Well, this is a musical site! So we can’t help blowing the horn for Bamberg’s booming music scene today and in the past – the Symphony Orchestra is far from the whole story. It goes back a long way: the medieval Bamberg Manuscript preserves 100 vocal pieces of the 14th Century and sacred music is still a mainstay of the city, famous for its church choirs (such as the Oratorienchor, founded in 1835) and Easter passions.
There’s also a thriving early music scene and Bamberg boasts several beautiful historic church organs, which are still played in recitals today, as well as one of Germany’s leading firms of historic keyboard builders, J.C. Neupert. And of course music is everywhere in Bamberg’s schools and University. Brass bands used to play special music in church, including a local speciality, the Tusch or ‘tucket’ (a kind of fanfare) and they still flourish today in Bamberg – as do all kinds of music: in February 2005 Bamberg held its second ‘Klezmer Days’. And music breathes the open air of Bamberg’s pretty streets and gardens – summer sees serenades played in the pretty Rose Garden of the Prince-Bishops’ New Residence and in the grounds of the Seehof Palace 3 km outside the city.
But Bamberg has so much more to offer. The Romantic writer ETA Hoffmann worked at the city’s new theatre from 1808-1813 and, although he famously called his time here ‘the worst of all bad times’, his name lives on in the E.T.A.-Hoffmann-Theater. For a more intimate experience Bamberg boasts Germany’s smallest stage, the Brentano Theater – less than 2m˛! – as well as a children’s theatre and puppet theatres. There are cinemas and two yearly film festivals, one devoted to shorts; a poetry ‘slam’ contest; and a rich choice of museums and galleries – from the Franconian Beer Museum to early Islamic art via one of the finest private collections of exquisite 18 th Century German porcelain from Meissen, belonging to the family of the Bamberg chocolate manufacturer Ludwig from Aachen.
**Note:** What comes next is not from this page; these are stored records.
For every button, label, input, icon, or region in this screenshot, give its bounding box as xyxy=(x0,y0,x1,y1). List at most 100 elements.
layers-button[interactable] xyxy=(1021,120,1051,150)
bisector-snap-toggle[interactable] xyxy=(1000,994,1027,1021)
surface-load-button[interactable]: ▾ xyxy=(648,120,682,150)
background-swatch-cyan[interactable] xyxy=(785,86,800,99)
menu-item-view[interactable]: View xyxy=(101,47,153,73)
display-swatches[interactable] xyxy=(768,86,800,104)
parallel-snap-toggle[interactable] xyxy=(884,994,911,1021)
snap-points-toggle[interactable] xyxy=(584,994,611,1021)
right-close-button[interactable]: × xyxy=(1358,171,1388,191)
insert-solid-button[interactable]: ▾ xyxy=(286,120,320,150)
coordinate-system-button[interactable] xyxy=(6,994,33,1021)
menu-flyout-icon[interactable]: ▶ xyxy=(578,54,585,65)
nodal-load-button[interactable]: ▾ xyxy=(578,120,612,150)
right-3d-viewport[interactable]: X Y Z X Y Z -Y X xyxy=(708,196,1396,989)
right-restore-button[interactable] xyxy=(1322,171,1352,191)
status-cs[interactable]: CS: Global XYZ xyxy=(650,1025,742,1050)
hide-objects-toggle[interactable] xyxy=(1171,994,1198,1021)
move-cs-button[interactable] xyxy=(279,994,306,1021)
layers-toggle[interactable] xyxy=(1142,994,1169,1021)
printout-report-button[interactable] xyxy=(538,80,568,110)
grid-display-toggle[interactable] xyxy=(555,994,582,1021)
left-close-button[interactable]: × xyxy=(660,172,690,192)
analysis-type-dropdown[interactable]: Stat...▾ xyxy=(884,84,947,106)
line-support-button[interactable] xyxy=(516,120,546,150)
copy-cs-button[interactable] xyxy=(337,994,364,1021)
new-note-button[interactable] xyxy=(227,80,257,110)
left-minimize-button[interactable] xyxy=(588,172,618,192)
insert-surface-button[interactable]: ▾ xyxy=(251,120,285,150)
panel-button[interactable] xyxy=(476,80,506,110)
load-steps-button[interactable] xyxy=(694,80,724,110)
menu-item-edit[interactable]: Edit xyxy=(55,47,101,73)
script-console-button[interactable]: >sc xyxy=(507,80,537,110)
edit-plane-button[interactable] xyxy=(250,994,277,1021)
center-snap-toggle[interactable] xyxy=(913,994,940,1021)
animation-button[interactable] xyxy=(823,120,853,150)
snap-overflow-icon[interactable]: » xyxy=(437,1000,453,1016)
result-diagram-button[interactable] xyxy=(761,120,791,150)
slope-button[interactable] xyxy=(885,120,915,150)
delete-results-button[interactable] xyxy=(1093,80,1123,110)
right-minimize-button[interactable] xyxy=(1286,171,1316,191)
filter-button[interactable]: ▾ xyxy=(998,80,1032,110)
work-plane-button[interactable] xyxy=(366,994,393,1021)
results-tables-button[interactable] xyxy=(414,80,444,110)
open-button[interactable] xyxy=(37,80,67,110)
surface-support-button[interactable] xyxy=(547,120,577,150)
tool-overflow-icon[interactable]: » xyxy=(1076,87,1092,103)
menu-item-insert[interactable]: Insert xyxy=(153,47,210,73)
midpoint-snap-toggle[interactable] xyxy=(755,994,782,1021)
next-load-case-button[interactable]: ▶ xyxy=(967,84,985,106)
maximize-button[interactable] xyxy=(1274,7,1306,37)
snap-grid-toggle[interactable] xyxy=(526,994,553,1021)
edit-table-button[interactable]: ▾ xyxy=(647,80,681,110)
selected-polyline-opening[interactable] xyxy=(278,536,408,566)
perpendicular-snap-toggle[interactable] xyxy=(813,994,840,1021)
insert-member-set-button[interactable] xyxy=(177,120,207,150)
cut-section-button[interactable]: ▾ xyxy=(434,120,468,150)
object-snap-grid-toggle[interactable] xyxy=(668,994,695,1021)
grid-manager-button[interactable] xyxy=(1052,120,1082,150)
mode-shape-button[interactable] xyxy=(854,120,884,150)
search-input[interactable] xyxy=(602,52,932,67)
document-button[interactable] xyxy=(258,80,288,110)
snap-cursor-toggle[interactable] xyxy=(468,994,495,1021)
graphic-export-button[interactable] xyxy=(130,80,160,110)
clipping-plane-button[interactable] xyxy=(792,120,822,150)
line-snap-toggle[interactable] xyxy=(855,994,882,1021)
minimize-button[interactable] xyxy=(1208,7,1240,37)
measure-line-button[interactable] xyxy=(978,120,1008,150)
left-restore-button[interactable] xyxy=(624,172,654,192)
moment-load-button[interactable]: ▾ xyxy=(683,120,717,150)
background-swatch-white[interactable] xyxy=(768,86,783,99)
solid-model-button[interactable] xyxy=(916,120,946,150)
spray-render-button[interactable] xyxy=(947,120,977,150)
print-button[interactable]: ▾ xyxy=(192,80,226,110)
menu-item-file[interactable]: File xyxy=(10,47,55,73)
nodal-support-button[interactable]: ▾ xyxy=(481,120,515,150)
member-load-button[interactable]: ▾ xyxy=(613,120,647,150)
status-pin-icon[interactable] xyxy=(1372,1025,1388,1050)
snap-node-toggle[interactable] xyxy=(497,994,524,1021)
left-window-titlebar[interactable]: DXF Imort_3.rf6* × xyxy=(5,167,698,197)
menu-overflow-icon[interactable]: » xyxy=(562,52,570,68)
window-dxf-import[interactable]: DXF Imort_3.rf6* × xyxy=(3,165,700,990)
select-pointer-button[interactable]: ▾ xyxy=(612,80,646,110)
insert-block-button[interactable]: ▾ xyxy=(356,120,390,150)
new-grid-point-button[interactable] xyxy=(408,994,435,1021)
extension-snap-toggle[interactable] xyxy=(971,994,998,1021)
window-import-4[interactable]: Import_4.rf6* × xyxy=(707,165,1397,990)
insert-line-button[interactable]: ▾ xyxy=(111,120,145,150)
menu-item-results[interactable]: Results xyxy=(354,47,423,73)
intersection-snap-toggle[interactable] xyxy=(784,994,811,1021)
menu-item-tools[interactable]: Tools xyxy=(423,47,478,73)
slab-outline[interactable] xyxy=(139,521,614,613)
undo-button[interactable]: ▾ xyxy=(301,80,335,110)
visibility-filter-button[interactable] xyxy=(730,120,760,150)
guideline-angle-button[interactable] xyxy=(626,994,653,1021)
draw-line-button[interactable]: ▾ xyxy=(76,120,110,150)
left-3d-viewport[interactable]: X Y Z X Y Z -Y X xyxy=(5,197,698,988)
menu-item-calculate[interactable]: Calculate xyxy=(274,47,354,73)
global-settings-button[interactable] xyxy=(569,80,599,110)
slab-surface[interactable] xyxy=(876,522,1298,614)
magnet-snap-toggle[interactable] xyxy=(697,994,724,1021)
And, reflecting Bamberg’s religious past, the Diocesan Museum houses a unique collection of medieval Christian vestments while the City Library preserves some of the most spectacular illuminated manuscripts of the Middle Ages (now available on CD-ROM, so you can carry on leafing through them at home).
And of course… the Crib Museum, testament to one of Bamberg’s other most famous and traditional crafts. For more than four centuries Bamberg has celebrated Advent and Christmas as well as Easter with elaborate sculpted cribs, the townsfolk competing with one another to produce the finest displays. Now the Society of Bamberger Friends of the Crib watches over the continuation of this popular art-form, now taught in a Crib School, and organizes tours, exhibitions and competitions.
Another popular pastime with religious origins are the parish street-festivals, the most famous being the Sand district’s Sandkerwa, commemorating Bamberg’s medieval hospice, Saint Elizabeth, while the whole city joins in the Corpus Christi procession – not to mention the beer festival and Antiques Weekend: Bamberg’s antique shops and auction houses are a powerful magnet for dealers, collectors and shoppers.